Sunday

2/27/22
7pm

SANKOFA

Sankofa Film Society, Northwest Film Forum & ARRAY team up to host a special screening of Sankofa as part of their 28 Days of Sankofa.

Community Storytelling at Sankofa:

 An evening of COMMUNITY STORYTELLING follows the screening, featuring short, personal pre-recorded histories shared by individuals like you! All are invited to participate.

 

Every person has a history, a family, a name, and a community. Developing a relationship with the past through a study of the history of our families and communities grants a fuller understanding of how our individual and collective past impacts our daily lives.

The way your personal story is told — now and in the future — can be, and should be, steered by you.

Sankofa opens with an invocation, an invitation to “step out and tell your story”:

  • When did your ancestors settle in America? Under what conditions did they come here? How old were they? How healthy were they? Was there a community or a group of relatives here to welcome and assist them? What language(s) did your ancestors speak when they arrived? What possessions and skills did they bring with them? — Prompts adapted from My Grandmother’s Hands by Resmaa Menakem

  • How do you walk with ancestors in your daily life? What tools do you use to connect? What wisdom do they offer?

  • How do you make sure the wisdom learned from the past is a part of the present?

  • How are you in relationship with the place(s) you inhabit?

  • In what ways does a relationship with your heritage nurture you?

We invite you to consider these prompts and send us a video to be shown at the event. We’ll share as many stories as time allows!

Best practices for recording your video:

Time limit: 1-3 min

Deadline: Feb. 25

  • Introduce yourself however you feel called.

    1. Follow the prompts or use your own to tell your story.

    2. You can use your phone, tablet, or the webcam on your laptop.

    3. Record in landscape mode (with the camera set horizontally, not vertically).

    4. Clean your camera lens to get the clearest image possible.

    5. Frame your shot relatively close so that your face and torso are in frame (ie. not too wide).

    6. For a flattering image, face a window or other light source (rather than having one behind you) and elevate the camera to your chin level.

    7. Record in a quiet environment and with your recording device relatively close to ensure good audio. Turn off devices that emit a continuous hum for the time you’re recording.

    8. Email to rana@nwfilmforum.org via Google Drive, WeTransfer, Dropbox, etc.

    9. Shared videos will only be used for screening at this event and will be deleted from our records following the program.
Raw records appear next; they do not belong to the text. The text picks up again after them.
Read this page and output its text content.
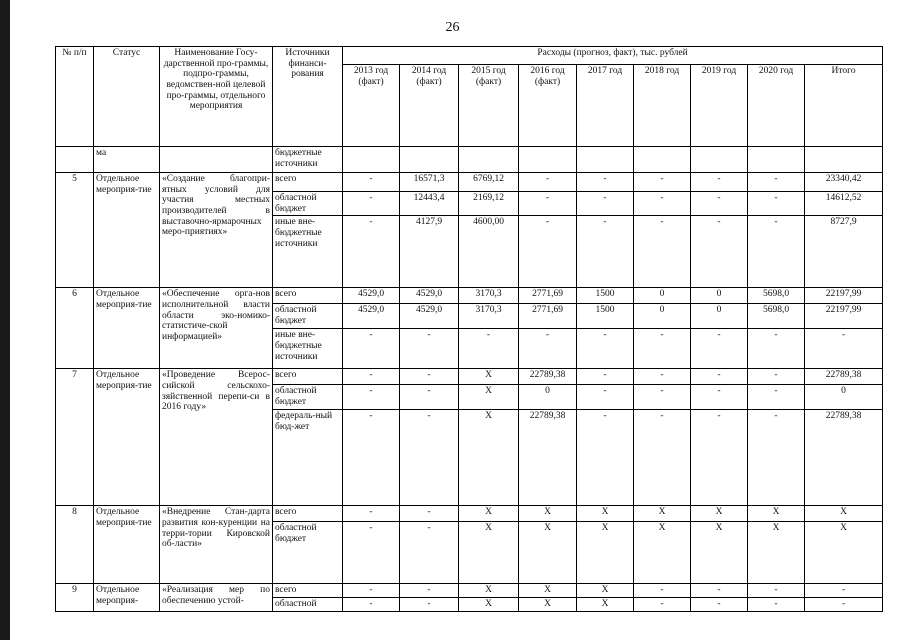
26
№ п/п	Статус	Наименование Госу-дарственной про-граммы, подпро-граммы, ведомствен-ной целевой про-граммы, отдельного мероприятия	Источники финанси-рования	Расходы (прогноз, факт), тыс. рублей								
				2013 год (факт)	2014 год (факт)	2015 год (факт)	2016 год (факт)	2017 год	2018 год	2019 год	2020 год	Итого
	ма		бюджетные источники									
5	Отдельное мероприя-тие	«Создание благопри-ятных условий для участия местных производителей в выставочно-ярмарочных меро-приятиях»	всего	-	16571,3	6769,12	-	-	-	-	-	23340,42
			областной бюджет	-	12443,4	2169,12	-	-	-	-	-	14612,52
			иные вне-бюджетные источники	-	4127,9	4600,00	-	-	-	-	-	8727,9
6	Отдельное мероприя-тие	«Обеспечение орга-нов исполнительной власти области эко-номико-статистиче-ской информацией»	всего	4529,0	4529,0	3170,3	2771,69	1500	0	0	5698,0	22197,99
			областной бюджет	4529,0	4529,0	3170,3	2771,69	1500	0	0	5698,0	22197,99
			иные вне-бюджетные источники	-	-	-	-	-	-	-	-	-
7	Отдельное мероприя-тие	«Проведение Всерос-сийской сельскохо-зяйственной перепи-си в 2016 году»	всего	-	-	X	22789,38	-	-	-	-	22789,38
			областной бюджет	-	-	X	0	-	-	-	-	0
			федераль-ный бюд-жет	-	-	X	22789,38	-	-	-	-	22789,38
8	Отдельное мероприя-тие	«Внедрение Стан-дарта развития кон-куренции на терри-тории Кировской об-ласти»	всего	-	-	X	X	X	X	X	X	X
			областной бюджет	-	-	X	X	X	X	X	X	X
9	Отдельное мероприя-	«Реализация мер по обеспечению устой-	всего	-	-	X	X	X	-	-	-	-
			областной	-	-	X	X	X	-	-	-	-
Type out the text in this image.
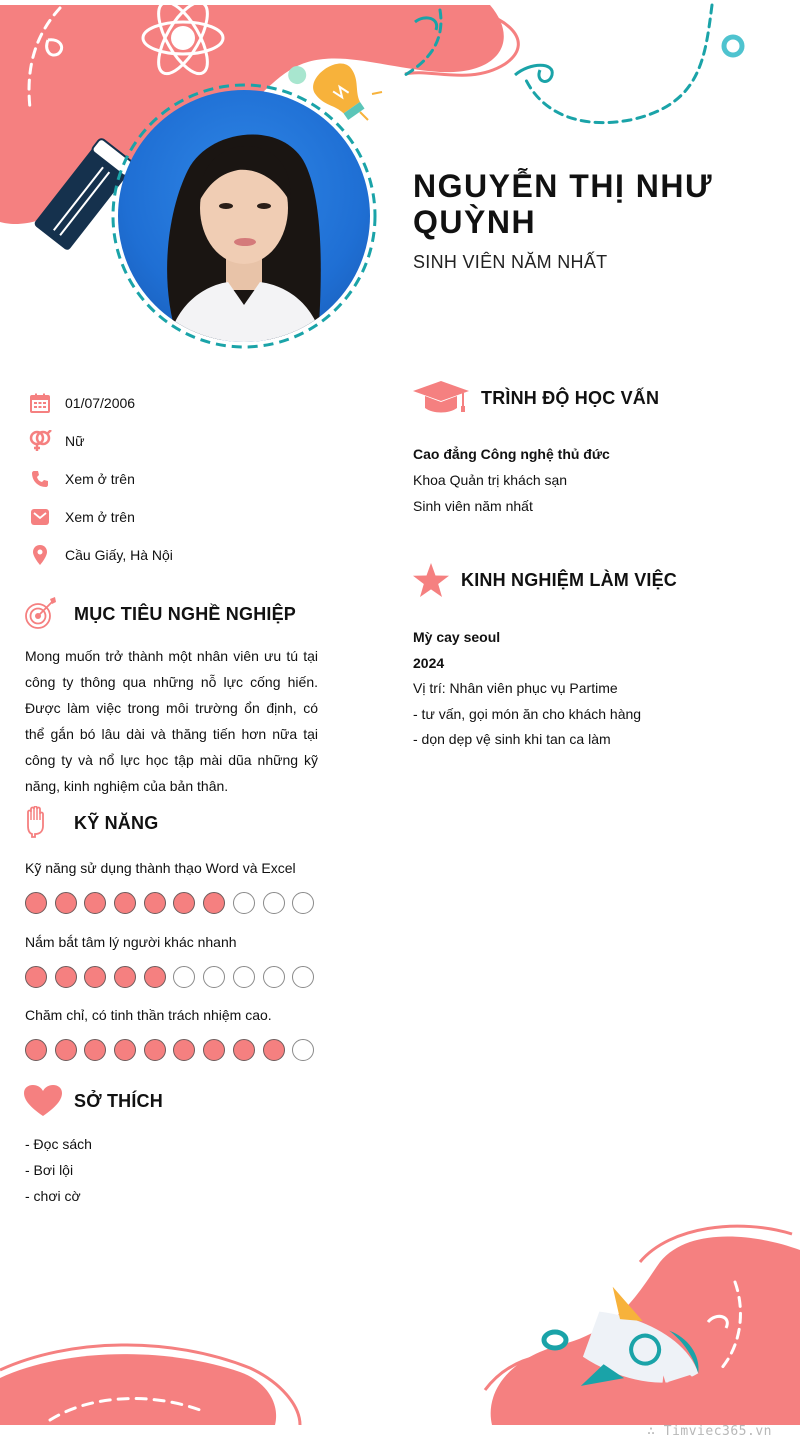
NGUYỄN THỊ NHƯ
QUỲNH
SINH VIÊN NĂM NHẤT
01/07/2006
Nữ
Xem ở trên
Xem ở trên
Cầu Giấy, Hà Nội
MỤC TIÊU NGHỀ NGHIỆP
Mong muốn trở thành một nhân viên ưu tú tại công ty thông qua những nỗ lực cống hiến. Được làm việc trong môi trường ổn định, có thể gắn bó lâu dài và thăng tiến hơn nữa tại công ty và nổ lực học tập mài dũa những kỹ năng, kinh nghiệm của bản thân.
KỸ NĂNG
Kỹ năng sử dụng thành thạo Word và Excel
Nắm bắt tâm lý người khác nhanh
Chăm chỉ, có tinh thần trách nhiệm cao.
SỞ THÍCH
- Đọc sách
- Bơi lội
- chơi cờ
TRÌNH ĐỘ HỌC VẤN
Cao đẳng Công nghệ thủ đức
Khoa Quản trị khách sạn
Sinh viên năm nhất
KINH NGHIỆM LÀM VIỆC
Mỳ cay seoul
2024
Vị trí: Nhân viên phục vụ Partime
- tư vấn, gọi món ăn cho khách hàng
- dọn dẹp vệ sinh khi tan ca làm
∴ Timviec365.vn
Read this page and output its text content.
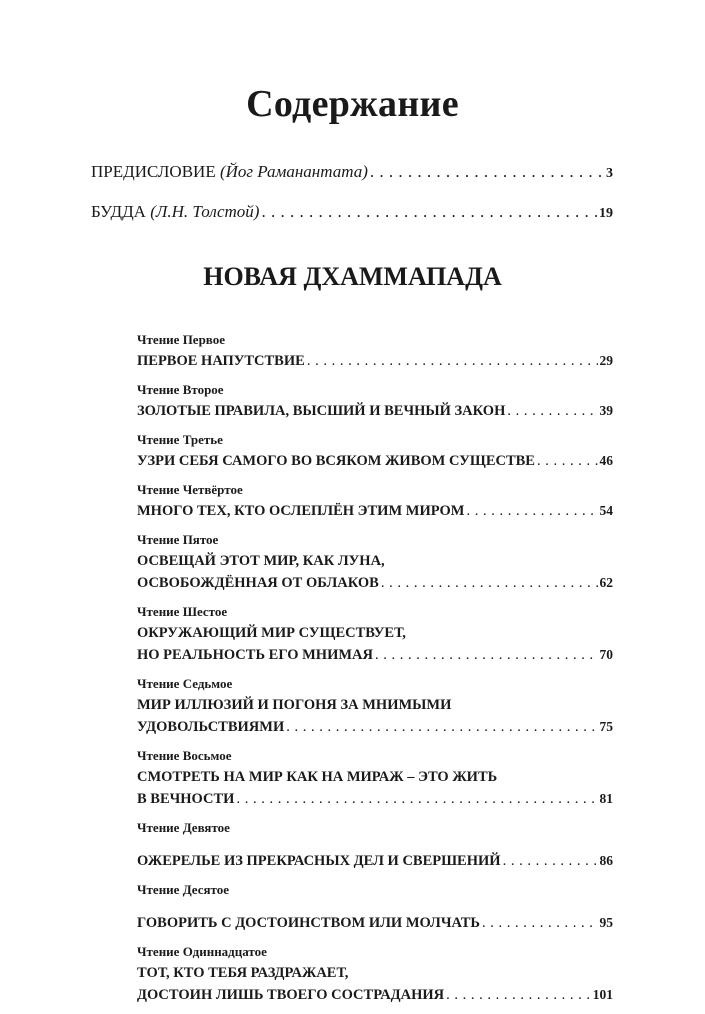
Содержание
ПРЕДИСЛОВИЕ (Йог Раманантата) . . .	3
БУДДА (Л.Н. Толстой) . . .	19
НОВАЯ ДХАММАПАДА
Чтение Первое
ПЕРВОЕ НАПУТСТВИЕ . . .	29
Чтение Второе
ЗОЛОТЫЕ ПРАВИЛА, ВЫСШИЙ И ВЕЧНЫЙ ЗАКОН . . .	39
Чтение Третье
УЗРИ СЕБЯ САМОГО ВО ВСЯКОМ ЖИВОМ СУЩЕСТВЕ . . .	46
Чтение Четвёртое
МНОГО ТЕХ, КТО ОСЛЕПЛЁН ЭТИМ МИРОМ . . .	54
Чтение Пятое
ОСВЕЩАЙ ЭТОТ МИР, КАК ЛУНА,
ОСВОБОЖДЁННАЯ ОТ ОБЛАКОВ . . .	62
Чтение Шестое
ОКРУЖАЮЩИЙ МИР СУЩЕСТВУЕТ,
НО РЕАЛЬНОСТЬ ЕГО МНИМАЯ . . .	70
Чтение Седьмое
МИР ИЛЛЮЗИЙ И ПОГОНЯ ЗА МНИМЫМИ
УДОВОЛЬСТВИЯМИ . . .	75
Чтение Восьмое
СМОТРЕТЬ НА МИР КАК НА МИРАЖ – ЭТО ЖИТЬ
В ВЕЧНОСТИ . . .	81
Чтение Девятое
ОЖЕРЕЛЬЕ ИЗ ПРЕКРАСНЫХ ДЕЛ И СВЕРШЕНИЙ . . .	86
Чтение Десятое
ГОВОРИТЬ С ДОСТОИНСТВОМ ИЛИ МОЛЧАТЬ . . .	95
Чтение Одиннадцатое
ТОТ, КТО ТЕБЯ РАЗДРАЖАЕТ,
ДОСТОИН ЛИШЬ ТВОЕГО СОСТРАДАНИЯ . . .	101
Sankofa is not a film about slavery, it’s a movie about resistance.” – Haile Gerima

Sankofa follows Mona (Oyafunmike Ogunlano), a Black American fashion model on a photo shoot in Cape Coast, Ghana. Through Haile Gerima’s imaginative storytelling, she undergoes a journey back in time to a plantation in North America. There she becomes Shola, an enslaved African woman who labors in the master’s house and experiences the horrors of slavery firsthand. In becoming Shola, Mona recovers and confronts her ancestral identity and experience. While enduring monstrous trauma at the hands of white men who owned people for profit, Shola’s interactions with her fellow enslaved Africans are rich with humanity, respect and dignity for one another. Most notably, she connects with Shango (Mutabaruka), a rebellious African man, and Nunu (Alexandra Duah), one of the few of the enslaved to remember her life in Africa before being stolen and terrorized by European traders.

(Haile Gerima, US, Ghana, Burkina Faso, United Kingdom, Germany & Ethiopia, 1993, 125 min, in English & Akan with English subtitles)

This special presentation by Ava DuVernay’s ARRAY collective includes a community discussion about the central theme of the film: developing a relationship with the past that grants a fuller understanding of the throughlines of one’s history and heritage across time, to the great benefit of one’s present self.